Гуляя, мы все время следили за движением луны, да и по возвращении на веранду гостиницы глаз с нее не сводили. Дело в том, что у меня своя собственная теория влияния притяжения на преломление лучей. Она состоит в том, что гравитация рефракции, находясь в зависимости от атмосферной компенсации, одновременно подвержена действию рефракции земной коры, вследствие чего в местах, где проходят высокие горные цепи, это проявляется с наибольшей силой, а отсюда естественно предположить, что одическое и идиллическое начала, взаимно уравновешиваясь, так воздействуют друг на друга, что это не позволяет луне подняться выше, чем на двенадцать тысяч двести футов над уровнем моря. Эта смелая теория была встречена яростным возмущением одной части моих ученых собратьев и недоуменным молчанием другой. В числе первых можно назвать профессора Г., в числе последних — профессора Т. Увы, такова цеховая зависть: ни один ученый не способен отнестись благосклонно к теории, основоположником которой явился не он сам. Этим людям чуждо чувство коллегиальности. Их даже возмущает, когда я обращаюсь к ним как к коллегам. Для того чтобы вы могли судить, как далеко заводит их злоба, приведу следующий пример. Я предложил профессору Г. опубликовать мою замечательную теорию, выдав ее за свою собственную; я даже просил его об этом как о товарищеской услуге; я даже предложил ему, что опубликую ее сам, выдав за его теорию. И вместо благодарности услышал, что, если я посмею приписать ему этот вздор, он притянет меня к ответу за клевету. Я уже хотел предложить ее господину Дарвину, зная его за человека без предрассудков, но воздержался, понимая, что моя теория слишком далека от его генеалогических интересов.

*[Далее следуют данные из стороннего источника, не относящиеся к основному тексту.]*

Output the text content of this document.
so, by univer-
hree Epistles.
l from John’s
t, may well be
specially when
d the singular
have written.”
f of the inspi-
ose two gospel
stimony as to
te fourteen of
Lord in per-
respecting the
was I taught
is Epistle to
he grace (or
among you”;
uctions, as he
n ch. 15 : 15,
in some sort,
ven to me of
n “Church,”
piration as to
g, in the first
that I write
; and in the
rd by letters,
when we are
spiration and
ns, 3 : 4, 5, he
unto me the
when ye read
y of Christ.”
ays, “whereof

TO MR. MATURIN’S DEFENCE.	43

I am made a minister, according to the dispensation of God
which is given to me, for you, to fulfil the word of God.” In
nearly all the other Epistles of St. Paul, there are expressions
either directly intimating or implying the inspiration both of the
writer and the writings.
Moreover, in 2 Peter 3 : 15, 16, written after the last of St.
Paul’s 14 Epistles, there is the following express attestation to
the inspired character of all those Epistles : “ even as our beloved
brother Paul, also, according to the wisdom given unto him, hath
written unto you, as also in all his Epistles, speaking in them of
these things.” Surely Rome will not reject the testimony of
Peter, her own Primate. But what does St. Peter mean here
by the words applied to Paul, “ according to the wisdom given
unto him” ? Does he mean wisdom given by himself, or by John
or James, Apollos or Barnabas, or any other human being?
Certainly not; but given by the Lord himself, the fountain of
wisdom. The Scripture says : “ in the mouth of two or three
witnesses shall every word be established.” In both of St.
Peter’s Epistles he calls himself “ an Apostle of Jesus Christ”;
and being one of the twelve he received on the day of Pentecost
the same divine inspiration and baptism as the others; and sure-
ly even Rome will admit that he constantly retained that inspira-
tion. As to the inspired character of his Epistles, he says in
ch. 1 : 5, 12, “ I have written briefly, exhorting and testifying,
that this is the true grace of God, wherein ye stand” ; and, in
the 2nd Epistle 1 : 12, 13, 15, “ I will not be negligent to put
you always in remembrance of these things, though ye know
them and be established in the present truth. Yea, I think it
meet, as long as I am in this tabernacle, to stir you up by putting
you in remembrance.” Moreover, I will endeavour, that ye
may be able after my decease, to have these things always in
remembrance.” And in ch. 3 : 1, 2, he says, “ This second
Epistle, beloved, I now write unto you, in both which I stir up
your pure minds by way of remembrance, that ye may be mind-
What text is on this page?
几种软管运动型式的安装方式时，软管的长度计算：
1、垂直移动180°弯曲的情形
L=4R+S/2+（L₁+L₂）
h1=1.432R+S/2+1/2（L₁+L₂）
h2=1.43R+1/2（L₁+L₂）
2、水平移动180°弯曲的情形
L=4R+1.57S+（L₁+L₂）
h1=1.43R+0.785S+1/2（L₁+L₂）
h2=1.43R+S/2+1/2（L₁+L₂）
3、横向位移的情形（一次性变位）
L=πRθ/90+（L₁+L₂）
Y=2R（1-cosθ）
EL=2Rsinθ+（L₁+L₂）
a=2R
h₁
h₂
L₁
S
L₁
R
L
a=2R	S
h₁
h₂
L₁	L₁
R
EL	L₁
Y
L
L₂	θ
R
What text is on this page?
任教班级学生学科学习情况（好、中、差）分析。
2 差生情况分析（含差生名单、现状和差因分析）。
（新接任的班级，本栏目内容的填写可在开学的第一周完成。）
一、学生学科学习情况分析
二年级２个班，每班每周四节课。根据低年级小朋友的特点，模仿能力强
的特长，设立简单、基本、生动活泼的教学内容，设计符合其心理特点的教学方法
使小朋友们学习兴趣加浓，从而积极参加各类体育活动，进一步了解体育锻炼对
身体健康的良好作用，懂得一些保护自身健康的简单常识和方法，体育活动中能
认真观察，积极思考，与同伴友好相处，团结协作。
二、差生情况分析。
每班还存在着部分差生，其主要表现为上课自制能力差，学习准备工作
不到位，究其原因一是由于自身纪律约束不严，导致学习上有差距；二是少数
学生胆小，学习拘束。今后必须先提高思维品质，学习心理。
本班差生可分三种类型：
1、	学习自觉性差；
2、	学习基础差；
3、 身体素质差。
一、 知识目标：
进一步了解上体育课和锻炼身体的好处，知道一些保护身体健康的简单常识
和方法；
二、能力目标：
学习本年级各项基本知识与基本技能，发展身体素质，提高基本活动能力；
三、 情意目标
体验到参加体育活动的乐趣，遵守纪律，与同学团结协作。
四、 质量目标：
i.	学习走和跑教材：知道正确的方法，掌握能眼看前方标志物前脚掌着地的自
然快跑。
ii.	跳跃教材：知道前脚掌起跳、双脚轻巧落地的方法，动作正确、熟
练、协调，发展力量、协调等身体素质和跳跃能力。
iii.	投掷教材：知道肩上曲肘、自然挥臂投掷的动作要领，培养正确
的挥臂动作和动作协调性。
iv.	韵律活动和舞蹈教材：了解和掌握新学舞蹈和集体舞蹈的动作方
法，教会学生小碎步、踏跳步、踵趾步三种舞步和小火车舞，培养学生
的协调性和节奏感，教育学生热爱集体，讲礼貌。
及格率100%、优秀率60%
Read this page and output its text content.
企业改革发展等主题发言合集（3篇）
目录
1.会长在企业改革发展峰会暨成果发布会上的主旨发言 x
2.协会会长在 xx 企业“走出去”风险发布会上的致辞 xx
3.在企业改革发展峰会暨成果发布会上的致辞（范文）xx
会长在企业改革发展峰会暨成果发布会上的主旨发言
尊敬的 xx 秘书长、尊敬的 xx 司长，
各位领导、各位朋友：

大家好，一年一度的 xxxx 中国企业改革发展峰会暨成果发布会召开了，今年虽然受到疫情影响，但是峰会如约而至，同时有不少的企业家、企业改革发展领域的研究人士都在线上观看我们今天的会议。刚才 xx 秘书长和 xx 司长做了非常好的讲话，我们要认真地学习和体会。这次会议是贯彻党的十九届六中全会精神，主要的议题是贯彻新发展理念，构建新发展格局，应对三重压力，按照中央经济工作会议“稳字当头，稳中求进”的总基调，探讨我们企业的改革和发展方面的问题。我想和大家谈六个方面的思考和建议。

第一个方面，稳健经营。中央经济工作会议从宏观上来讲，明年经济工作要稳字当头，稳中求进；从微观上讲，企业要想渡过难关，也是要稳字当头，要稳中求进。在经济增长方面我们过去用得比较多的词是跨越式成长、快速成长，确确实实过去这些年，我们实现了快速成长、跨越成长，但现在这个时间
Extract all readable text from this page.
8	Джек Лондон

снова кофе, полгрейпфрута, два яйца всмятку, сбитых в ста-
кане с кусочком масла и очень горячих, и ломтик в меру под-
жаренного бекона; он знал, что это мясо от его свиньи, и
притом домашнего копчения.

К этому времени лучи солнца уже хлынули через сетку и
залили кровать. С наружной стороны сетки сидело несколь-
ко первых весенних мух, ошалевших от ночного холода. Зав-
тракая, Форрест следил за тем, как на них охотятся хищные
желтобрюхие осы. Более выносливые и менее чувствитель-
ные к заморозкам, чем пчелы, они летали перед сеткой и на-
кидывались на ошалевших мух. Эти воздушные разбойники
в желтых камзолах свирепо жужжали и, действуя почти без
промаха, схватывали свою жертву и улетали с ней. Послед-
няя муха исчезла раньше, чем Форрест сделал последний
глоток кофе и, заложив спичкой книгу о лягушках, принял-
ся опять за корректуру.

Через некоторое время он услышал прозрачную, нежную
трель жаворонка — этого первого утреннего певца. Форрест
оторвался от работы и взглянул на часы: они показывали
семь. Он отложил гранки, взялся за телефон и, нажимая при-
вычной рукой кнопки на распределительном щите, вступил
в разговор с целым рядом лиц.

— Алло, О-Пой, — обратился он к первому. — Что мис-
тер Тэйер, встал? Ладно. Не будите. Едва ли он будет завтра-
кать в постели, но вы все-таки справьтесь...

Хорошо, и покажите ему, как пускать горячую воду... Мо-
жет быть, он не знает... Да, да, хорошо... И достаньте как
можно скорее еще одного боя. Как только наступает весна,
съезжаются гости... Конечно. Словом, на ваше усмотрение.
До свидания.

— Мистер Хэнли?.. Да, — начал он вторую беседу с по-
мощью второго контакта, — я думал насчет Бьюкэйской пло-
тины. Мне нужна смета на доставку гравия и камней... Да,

Так и пришлось мне скрепя сердце признать свое отцовство, и я особенно рад этому нынче вечером, когда пишу эти строки и когда моя теория так блестяще подтвердилась. Высота Монблана около шестнадцати тысяч футов, и луны за ним совсем не видно; но рядом с Монбланом стоит пик высотой в двенадцать тысяч двести шестнадцать футов. Луна скользила за башнями вершин, и когда она приблизилась к этому пику, я затаил дыхание, ибо в тот миг для меня как для ученого решалось — быть или не быть. Я не в силах описать чувства, которые, подобно морскому прибою, волновали мои груди, когда лупа зашла за этот шпиль и только верхним своим краем, примерно на два фута четыре дюйма, показалась из-за него. Итак, я спасен! Я знал, что и оказался нрав: луна проплыла позади всех пиков, но так и не поднялась ни над одним из них.
Каждый раз как лупа проходила за одним из этих острых пальцев, она отбрасывала на пустое небо его тень в виде длинного косого, резко очерченного темного луча, казалось наделенного ударной силой, подобно восходящей струе воды, выбрасываемой пожарной машиной. Забавно было видеть густую добротную тень земного предмета на таком невещественном экране, как атмосфера.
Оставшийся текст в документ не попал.